Gefährder: Recht ist oft "ein stumpfes Schwert"

Amri in Brüssel: Der Attentäter floh von Belgien bis nach Italien
Konsequenzen im Fall Amri: EU-weite Terror-Datenbank gefordert.

"Bis an die Grenze des Rechtsstaats" sei man im Fall Anis Amri gegangen. Was der nordrhein-westfälische Innenminister Ralf Jäger am Donnerstag vor dem Innenausschuss aussagte, verdeutlicht das Dilemma, in dem die Behörden seit dem Berliner Terroranschlag stecken: Sie müssen sich gegen den Vorwurf wehren, nicht effizient gehandelt zu haben – wieso wusste man um die Gefährlichkeit des Tunesiers, verhaftete ihn aber nie?

"Nicht verwertbar"

Hinderlich sei vor allem die Rechtslage, heißt es. Alles, was man gegen Amri in der Hand hatte, sei "nicht gerichtsverwertbar" gewesen, so Jäger; auch das Ausländerrecht habe sich als "stumpfes Schwert" erwiesen, so Burkhard Schnieder, im Innenministerium für Ausländerangelegenheiten zuständig.

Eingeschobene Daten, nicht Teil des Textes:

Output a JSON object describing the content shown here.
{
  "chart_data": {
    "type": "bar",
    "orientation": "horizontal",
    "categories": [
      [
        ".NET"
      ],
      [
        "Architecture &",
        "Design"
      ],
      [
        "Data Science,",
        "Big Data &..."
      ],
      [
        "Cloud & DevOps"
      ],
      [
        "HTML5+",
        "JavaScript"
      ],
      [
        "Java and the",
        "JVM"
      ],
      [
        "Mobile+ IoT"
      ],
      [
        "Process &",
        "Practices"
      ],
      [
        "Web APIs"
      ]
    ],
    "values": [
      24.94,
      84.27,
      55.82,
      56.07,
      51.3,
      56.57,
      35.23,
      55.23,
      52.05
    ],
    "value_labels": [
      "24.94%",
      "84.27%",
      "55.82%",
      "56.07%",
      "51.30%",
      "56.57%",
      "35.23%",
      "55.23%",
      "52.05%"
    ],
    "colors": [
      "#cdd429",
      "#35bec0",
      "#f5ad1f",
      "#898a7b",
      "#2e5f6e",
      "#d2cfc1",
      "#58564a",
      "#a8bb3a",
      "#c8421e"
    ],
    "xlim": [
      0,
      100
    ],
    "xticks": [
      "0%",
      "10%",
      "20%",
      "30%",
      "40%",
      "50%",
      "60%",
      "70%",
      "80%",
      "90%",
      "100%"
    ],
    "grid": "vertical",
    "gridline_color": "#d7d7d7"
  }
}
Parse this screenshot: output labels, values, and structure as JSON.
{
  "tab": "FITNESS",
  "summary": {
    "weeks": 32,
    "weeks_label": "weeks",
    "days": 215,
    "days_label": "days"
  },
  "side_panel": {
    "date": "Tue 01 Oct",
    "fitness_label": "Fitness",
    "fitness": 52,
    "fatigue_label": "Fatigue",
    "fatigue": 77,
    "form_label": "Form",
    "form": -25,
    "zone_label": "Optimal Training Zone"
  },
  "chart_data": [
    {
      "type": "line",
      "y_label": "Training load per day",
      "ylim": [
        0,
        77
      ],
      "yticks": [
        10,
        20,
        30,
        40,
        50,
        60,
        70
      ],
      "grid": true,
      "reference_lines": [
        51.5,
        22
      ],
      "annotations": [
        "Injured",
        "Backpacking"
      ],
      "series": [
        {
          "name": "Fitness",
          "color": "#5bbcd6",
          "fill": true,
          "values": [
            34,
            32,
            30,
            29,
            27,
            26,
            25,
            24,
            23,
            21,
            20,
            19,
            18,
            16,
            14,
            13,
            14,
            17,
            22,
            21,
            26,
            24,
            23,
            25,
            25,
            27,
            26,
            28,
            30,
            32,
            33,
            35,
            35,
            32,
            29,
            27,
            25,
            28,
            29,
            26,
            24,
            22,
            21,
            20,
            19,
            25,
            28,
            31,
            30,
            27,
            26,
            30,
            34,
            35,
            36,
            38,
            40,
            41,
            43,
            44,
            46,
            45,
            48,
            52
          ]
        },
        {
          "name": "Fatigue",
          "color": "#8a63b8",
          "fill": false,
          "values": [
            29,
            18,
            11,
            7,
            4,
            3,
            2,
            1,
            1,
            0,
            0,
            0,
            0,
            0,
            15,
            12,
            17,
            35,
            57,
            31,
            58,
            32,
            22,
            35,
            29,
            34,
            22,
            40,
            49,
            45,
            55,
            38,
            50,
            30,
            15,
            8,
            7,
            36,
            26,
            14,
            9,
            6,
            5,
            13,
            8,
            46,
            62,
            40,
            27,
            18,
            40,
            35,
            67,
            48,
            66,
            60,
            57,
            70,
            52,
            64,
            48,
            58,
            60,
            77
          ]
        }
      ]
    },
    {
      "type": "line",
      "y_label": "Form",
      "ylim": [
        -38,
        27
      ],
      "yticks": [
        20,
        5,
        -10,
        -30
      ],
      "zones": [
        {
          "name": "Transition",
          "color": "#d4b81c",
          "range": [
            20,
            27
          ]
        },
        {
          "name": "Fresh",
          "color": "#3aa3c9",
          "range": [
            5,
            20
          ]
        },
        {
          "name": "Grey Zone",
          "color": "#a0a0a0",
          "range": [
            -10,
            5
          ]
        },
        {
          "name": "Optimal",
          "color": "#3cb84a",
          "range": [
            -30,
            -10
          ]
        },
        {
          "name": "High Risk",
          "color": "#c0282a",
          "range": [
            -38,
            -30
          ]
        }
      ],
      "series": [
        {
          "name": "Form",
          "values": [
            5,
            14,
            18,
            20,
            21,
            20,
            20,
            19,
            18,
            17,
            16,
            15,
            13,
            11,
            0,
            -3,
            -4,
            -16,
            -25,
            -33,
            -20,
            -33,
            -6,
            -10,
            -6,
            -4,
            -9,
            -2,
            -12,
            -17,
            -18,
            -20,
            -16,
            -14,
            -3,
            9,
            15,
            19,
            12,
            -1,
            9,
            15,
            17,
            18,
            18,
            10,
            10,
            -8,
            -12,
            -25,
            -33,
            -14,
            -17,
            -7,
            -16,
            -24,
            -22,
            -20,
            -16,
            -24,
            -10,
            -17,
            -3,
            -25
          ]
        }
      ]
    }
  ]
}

Um als Gefährder eingestuft zu werden, ist keine Straftat nötig, deshalb sind die Hürden für Festnahmen und Abschiebungen auch so hoch. Beispielhaft dafür steht die Inhaftierung eines Freundes von Amri, mit dem er 2015 via Italien eingereist war und der von Amris Plänen gewusst haben könnte. Bilel A., selbst ein Gefährder, wurde am Mittwoch festgenommen – nicht, weil er eine Straftat plante, sondern weil er Sozialleistungen erschlichen haben soll. Ähnlich skurril mutet der Fall eines Afghanen an, der seit 2011 in Deutschland als radikaler Islamist bekannt ist und dennoch nicht abgeschoben wurde – nicht nur wegen der schwierigen Rückführungen nach Afghanistan, sondern auch, weil er "Anschlagsabsichten im Ausland" hegte.

14 Identitäten

Schwierig macht den Umgang mit Gefährdern auch das wirre Netzwerk der Behörden. Für Polizei und Verfassungsschutz sind die Länder zuständig; damit wollte man nach 1945 einem Putsch vorbeugen. Die föderalen Behörden kommunizieren jedoch nur mangelhaft untereinander, sie nutzen auch alle unterschiedliche IT-Systeme. Gut sieht man das daran, dass am Donnerstag bekannt wurde, dass Amri 14 Identitäten verwendete – so konnte er sich ungehindert in Deutschland bewegen.

Auch der Austausch mit anderen Behörden in EuropaAmri reiste nach der Tat über die Niederlande, Belgien und Frankreich nach Italien – funktioniert nur schleppend. Das gilt zum einen für die EU-Asyldatenbank Eurodac, in der eigentlich erkennbar hätte sein müssen, dass Amri bereits aus Italien abgeschoben werden sollte; das gilt aber auch für die Gefährder-Datenbank bei Europol, deren Nutzung nach wie vor freiwillig ist.

Geht es nach der CSU, soll zumindest dieser Austausch verpflichtend werden – eine EU-weite Gefährderdatei soll entstehen. "Das ist der Schlüssel, um Verbrecher und Terroristen in der modernen Welt zu jagen", so EVP-Fraktionschef Manfred Weber. In Deutschland setzten sich die Behörden noch mit ihren eigenen Pannen auseinander. Der Bund prüft, was im Fall Amri schief lief – ein Zwischenbericht soll noch im Jänner vorliegen.